I freely admit that in the past, I have bounced extremely hard off of the Atelier series of games. They all have a lot of similarities that a past me seems to have chafed under, but which I find appealing nowadays - a certain gentle sensibility. The stakes are all lower; you’re not saving the world, you’re fixing a windmill. Everyone’s important to the story, no nameless chumps here (as the article states, Atelier Escha & Logy makes the “kind of brilliant design decision to make every shop owner and person you have to talk to frequently for gameplay reasons a main character with their own story arc” - something that, now that I think on it, is also done to decent effect in Stardew Valley).

I couldn’t tell you what brought the change on to where this kind of thing appeals to me now, but I’m really curious both to try and maybe make a kinder, gentler game myself, and also to try and pick up the Atelier series again. Talk about overwhelming, though - there’s a lot of them, huh? And the idea of pleasant characters and a simple story lead to the third read, which I had to find via the Wayback Machine.

3. A review of Dragon Quest V: Hand of the Heavenly Bride

Tim Rogers’ review of Dragon Quest V is, like most of Tim’s reviews, a love letter to the game itself for all the things people aren’t going to necessarily pick up on right away, like populating a world with characters who aren’t just there to be part of your quest, but who are living little lives of their own:

That brings us to the first accidental pillar of Yuji Horii’s game design: the non-player characters are the world. Far from the penguins telling us that we can press the A button to swim while we’re already swimming, the NPCs in any given Dragon Quest game are their own self-contained human beings, each painted with a single delicate brushstroke. They’re as simple as a woman standing in the middle of a town who tells your hero that her son is a guard at the castle, as intermediate as a soldier at the castle saying he’s worried about his mom back home, and as complicated as a man at one end of a bar who says the woman in the red dress at the other end of the bar looks lonely: in the case of the latter, if you talk to the woman in the red dress, she says that she’s tired of men asking her if she’s lonely. There you have it: a world made of people. When we press the Action Button, it’s not just to search drawers or pots, it’s to talk to NPCs, and realize that they are, in fact, people. That, nine times out of ten, what one NPC says doesn’t make any difference in the main quest is part of the point; that, one time out of ten, what one NPC says does make a difference in the main quest is the other part of the point.

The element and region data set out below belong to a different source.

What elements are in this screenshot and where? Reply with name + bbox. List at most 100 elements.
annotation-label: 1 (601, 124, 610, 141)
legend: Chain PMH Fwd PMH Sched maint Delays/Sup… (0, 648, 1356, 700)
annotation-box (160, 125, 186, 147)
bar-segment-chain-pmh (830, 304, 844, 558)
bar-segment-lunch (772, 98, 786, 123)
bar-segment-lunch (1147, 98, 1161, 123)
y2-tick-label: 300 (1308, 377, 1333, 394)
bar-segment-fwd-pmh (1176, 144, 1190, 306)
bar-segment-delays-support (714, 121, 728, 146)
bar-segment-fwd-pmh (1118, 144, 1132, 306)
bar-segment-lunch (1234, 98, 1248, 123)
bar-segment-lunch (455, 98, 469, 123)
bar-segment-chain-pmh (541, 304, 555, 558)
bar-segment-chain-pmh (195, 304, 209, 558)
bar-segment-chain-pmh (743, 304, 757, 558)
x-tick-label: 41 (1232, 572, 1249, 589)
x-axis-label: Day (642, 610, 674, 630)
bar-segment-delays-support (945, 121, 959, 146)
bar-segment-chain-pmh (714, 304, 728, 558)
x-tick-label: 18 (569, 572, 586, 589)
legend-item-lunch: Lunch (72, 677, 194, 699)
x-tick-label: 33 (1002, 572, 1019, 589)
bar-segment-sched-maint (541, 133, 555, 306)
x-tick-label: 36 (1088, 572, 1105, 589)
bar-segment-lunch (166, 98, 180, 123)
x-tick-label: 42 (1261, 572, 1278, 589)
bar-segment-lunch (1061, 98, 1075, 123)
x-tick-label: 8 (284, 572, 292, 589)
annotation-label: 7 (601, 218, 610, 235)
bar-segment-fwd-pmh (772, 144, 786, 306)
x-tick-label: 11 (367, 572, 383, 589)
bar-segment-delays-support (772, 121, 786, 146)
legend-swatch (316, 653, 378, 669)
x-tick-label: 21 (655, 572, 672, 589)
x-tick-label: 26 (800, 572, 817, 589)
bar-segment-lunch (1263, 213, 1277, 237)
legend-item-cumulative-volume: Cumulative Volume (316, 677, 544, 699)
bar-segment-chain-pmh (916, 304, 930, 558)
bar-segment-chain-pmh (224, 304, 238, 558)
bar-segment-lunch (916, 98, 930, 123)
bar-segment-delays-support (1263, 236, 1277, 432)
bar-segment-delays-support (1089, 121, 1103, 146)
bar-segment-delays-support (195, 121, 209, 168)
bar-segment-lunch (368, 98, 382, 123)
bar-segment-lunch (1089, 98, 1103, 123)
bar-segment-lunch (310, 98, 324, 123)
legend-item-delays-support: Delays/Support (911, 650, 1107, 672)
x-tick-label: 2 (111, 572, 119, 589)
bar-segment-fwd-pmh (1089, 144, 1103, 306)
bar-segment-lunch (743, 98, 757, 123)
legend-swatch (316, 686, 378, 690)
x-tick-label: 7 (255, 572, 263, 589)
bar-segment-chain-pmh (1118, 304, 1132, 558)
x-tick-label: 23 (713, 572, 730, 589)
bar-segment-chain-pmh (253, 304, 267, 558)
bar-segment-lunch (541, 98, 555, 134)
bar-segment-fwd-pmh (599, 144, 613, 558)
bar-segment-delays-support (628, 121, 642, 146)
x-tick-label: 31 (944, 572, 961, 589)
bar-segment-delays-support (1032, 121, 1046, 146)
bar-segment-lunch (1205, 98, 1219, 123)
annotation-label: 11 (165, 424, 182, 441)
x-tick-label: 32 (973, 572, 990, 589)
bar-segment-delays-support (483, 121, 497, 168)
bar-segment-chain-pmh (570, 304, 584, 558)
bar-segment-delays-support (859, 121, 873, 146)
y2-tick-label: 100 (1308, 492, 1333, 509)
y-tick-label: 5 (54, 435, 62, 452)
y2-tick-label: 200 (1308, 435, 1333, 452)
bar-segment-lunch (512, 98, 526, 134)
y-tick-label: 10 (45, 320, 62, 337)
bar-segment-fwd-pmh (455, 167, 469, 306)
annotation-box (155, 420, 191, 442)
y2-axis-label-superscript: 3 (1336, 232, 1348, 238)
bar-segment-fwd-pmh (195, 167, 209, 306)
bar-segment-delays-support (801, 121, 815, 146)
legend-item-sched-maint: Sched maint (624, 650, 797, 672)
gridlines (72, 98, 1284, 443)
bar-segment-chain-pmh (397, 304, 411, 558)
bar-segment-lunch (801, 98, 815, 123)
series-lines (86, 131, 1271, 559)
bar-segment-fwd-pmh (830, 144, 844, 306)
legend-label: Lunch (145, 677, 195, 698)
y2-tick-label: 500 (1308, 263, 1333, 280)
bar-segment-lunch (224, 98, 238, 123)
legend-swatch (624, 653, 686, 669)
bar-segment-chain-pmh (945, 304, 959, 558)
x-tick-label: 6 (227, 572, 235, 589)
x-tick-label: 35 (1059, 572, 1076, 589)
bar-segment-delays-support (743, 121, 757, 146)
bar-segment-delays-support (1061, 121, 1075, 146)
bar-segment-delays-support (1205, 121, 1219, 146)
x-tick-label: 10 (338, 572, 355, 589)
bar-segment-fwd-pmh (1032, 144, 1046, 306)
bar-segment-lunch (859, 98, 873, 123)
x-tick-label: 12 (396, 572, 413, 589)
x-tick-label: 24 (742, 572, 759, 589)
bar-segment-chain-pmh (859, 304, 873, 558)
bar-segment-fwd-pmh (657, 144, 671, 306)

There’s also a lovely bit about using the mechanics to tell a story, and little touches to make a player’s experience with parts of a game pleasant, but you’ll have to read those on your own.

4/4

Bonus round: Notion

I’d been toying with the idea of using something like Scrivener to organize nascent and future game development work, development logs, and so on - but I’m a bit loathe to buy something sight unseen, and especially something I can’t use at work if I need to (for various reasons, I have to use Linux at work. I know, at last, it’s the year of Linux on the desktop, woohoo). However, at some point this week I got turned onto Notion and I’m giving it a shot - I encourage you to do so, as well.

The best way I could describe Notion (which comes with a range of desktop apps, mobile apps, and a website) is something like a cross between Evernote, a wiki, and Google Docs. Everything in Notion is a block, even the most top-level element (a page); blocks can be text, an image, a quote, a table, or nearly anything. There’s lots of tagging and interlinking options, hierarchical abilities through subpages (pages within pages!), and lots of templates if you’re bad at dealing with the tyranny of the blank page and need a little kickstart.

Notion can also import from a lot of other tools, and has a pretty generous free trial - 1000 blocks, for free. It’s at least worth a look if you’ve got a smattering of things to organize and something like Evernote seems like overkill, but textfiles in a folder in a cloud service is too little.